Ella lloró con fuerza sobre su hombro. Entre susurros continuaron hablándose mientras la gente se iba apartando. El morbo del chico moribundo había pasado y no querían ver más en cuanto se quedó abrazado a la prostituta.
– No llores – dijo Esteban -. Siento mucho haberme reído de ti. Si quieres, puedes venir a mi casa, allí nadie te encontrará. Así podrás curarte esas heridas.
– ¿Cómo está mi madre? – Preguntó ella, llorando.
– Tu madre, triste por no estar a tu lado- respondió a su oído, asegurándose de que nadie más le oía -. Desde el cielo, antes de despertar, me ha pedido que te ayude.
– Me vigilan, no puedo marcharme. Te harán daño si intentas ocultarme.
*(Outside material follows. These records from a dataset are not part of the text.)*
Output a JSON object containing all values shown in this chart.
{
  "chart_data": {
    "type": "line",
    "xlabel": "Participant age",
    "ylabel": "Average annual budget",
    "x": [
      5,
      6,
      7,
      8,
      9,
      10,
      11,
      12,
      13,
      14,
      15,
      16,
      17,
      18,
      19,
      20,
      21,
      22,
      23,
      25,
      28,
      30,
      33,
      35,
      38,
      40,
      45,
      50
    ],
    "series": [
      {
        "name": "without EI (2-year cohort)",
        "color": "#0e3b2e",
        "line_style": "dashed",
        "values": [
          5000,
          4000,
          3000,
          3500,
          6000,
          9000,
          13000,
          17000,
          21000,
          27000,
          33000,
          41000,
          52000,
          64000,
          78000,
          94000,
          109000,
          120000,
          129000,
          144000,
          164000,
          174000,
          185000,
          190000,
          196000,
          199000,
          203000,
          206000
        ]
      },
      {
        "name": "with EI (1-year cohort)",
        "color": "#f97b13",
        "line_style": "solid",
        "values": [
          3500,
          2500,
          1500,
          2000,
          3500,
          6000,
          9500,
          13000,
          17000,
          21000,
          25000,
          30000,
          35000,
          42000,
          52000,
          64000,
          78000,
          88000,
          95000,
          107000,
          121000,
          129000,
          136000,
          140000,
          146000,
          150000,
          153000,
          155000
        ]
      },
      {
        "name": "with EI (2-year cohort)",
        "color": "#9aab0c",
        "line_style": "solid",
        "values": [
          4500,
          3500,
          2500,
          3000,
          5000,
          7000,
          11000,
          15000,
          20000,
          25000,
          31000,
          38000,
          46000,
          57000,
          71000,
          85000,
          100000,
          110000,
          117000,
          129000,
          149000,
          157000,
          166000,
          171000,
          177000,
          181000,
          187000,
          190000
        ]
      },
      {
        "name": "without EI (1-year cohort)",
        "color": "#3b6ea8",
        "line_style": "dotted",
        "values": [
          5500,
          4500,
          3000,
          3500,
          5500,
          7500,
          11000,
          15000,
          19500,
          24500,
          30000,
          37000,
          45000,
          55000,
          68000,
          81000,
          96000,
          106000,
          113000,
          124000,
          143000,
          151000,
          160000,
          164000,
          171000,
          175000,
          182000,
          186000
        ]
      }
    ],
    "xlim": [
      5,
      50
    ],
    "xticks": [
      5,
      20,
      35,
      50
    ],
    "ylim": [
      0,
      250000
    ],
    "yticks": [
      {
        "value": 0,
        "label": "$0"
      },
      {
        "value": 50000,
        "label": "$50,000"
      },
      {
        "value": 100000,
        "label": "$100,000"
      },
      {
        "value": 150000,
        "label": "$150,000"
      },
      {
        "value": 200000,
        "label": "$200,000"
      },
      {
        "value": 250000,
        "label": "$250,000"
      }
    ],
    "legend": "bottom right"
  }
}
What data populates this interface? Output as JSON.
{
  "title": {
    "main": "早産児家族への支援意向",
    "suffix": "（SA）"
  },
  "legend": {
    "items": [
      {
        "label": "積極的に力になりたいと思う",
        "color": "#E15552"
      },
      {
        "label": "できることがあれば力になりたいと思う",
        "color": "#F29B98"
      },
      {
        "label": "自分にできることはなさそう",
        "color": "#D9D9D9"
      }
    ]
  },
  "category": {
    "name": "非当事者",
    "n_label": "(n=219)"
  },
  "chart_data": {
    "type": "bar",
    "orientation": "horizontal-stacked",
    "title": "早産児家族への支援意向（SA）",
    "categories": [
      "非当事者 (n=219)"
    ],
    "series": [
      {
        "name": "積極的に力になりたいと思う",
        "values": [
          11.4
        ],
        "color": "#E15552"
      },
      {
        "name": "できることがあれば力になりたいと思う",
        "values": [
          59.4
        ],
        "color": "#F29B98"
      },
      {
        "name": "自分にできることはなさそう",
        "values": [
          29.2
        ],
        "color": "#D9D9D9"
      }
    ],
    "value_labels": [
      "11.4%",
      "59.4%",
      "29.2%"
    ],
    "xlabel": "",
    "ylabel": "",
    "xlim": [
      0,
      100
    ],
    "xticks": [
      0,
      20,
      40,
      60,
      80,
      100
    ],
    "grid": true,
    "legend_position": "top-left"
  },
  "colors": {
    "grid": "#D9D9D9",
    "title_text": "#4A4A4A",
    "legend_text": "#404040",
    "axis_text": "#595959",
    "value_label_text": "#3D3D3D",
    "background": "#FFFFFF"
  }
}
Esteban miró a su alrededor. Había mucha gente mirando, aunque cada vez menos. Cualquiera podía ser su chulo. Su amigo hablaba por el móvil y no hacía más que repetir que necesitaba un psiquiatra y repetía mucho su nombre. No sabía con quién hablaría, pero ya tendría tiempo de explicarle la verdad.
– Sólo me apetece un revolcón – dijo, en voz alta para que todos le oyeran -. Vamos a mi casa.
Ella le miró extrañada, su amigo se dio una palmada a sí mismo en la frente mirando al cielo y hablando sólo.
– ¿Pero qué dice ahora? -Se lamentó-. Me rindo, colega. Me piro.
Esteban la miró sonriente y le guiñó un ojo.
La besó en la mejilla y mientras susurró.
– No tendrás que volver a revolcarte con nadie más si tú no quieres. Puedes vivir conmigo el tiempo que sea necesario.
Inés le abrazó con sincero agradecimiento y lloró amargamente, desdibujando su maquillaje.